Probes allowing high-contrast discrimination of cancer cells and effective retention are powerful tools for the early diagnosis and treatment of cancer. However, conventional small-molecule probes often show limited performance in both aspects. Herein, we report an ingenious molecular engineering strategy for tuning the cellular uptake and retention of rhodamine dyes. Introduction of polar aminoethyl leads to the increased brightness and reduced cellular uptake of dyes, and this change can be reversed by amino acetylation. Moreover, these modifications allow cancer cells to take up more dyes than normal cells (16-fold) through active transport.
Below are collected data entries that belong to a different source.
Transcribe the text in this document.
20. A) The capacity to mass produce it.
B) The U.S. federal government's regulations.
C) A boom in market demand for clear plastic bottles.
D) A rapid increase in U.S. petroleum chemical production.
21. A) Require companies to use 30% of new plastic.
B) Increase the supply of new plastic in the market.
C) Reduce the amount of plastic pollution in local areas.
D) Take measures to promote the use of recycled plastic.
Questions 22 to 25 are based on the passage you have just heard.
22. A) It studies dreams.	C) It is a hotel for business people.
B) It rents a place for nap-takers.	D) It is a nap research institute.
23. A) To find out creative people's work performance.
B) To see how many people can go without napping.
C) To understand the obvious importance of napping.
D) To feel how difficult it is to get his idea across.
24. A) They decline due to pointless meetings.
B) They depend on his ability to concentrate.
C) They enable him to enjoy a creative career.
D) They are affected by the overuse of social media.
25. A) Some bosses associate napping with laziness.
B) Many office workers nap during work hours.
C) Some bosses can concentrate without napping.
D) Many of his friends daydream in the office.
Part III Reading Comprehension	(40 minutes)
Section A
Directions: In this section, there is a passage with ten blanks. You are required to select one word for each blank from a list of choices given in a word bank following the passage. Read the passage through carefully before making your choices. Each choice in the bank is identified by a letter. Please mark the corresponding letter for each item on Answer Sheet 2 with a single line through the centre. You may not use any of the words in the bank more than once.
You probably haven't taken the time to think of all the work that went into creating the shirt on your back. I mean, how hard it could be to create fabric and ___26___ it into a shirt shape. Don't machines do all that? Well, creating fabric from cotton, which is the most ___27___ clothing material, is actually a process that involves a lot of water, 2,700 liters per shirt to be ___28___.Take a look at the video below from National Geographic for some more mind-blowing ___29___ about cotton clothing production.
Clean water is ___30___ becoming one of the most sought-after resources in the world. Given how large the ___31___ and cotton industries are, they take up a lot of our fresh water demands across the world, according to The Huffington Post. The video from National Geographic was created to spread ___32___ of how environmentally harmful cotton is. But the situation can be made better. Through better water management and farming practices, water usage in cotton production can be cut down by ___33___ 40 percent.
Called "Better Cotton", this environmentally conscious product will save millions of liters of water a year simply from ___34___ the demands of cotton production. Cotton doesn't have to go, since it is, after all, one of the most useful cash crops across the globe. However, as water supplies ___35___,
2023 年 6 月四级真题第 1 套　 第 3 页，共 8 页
Specifically, we further improve the signal contrast (56-fold) between cancer and normal cells by constructing activatable probes and confirm that the released fluorophore can remain in cancer cells with extended time, enabling long-term and specific tumor imaging.

Automated summary

In this study, an ingenious molecular engineering strategy was developed to regulate the cellular uptake and retention of rhodamine dyes. Introduction of polar aminoethyl increased the brightness and reduced the cellular uptake of dyes, and this change could be reversed by amino acetylation. Furthermore, these modifications enhanced the uptake of dyes by cancer cells (16-fold) through active transport. By constructing activatable probes, the signal contrast (56-fold) between cancer and normal cells was further improved, and it was confirmed that the released fluorophore could remain in cancer cells for an extended time, enabling long-term and specific tumor imaging.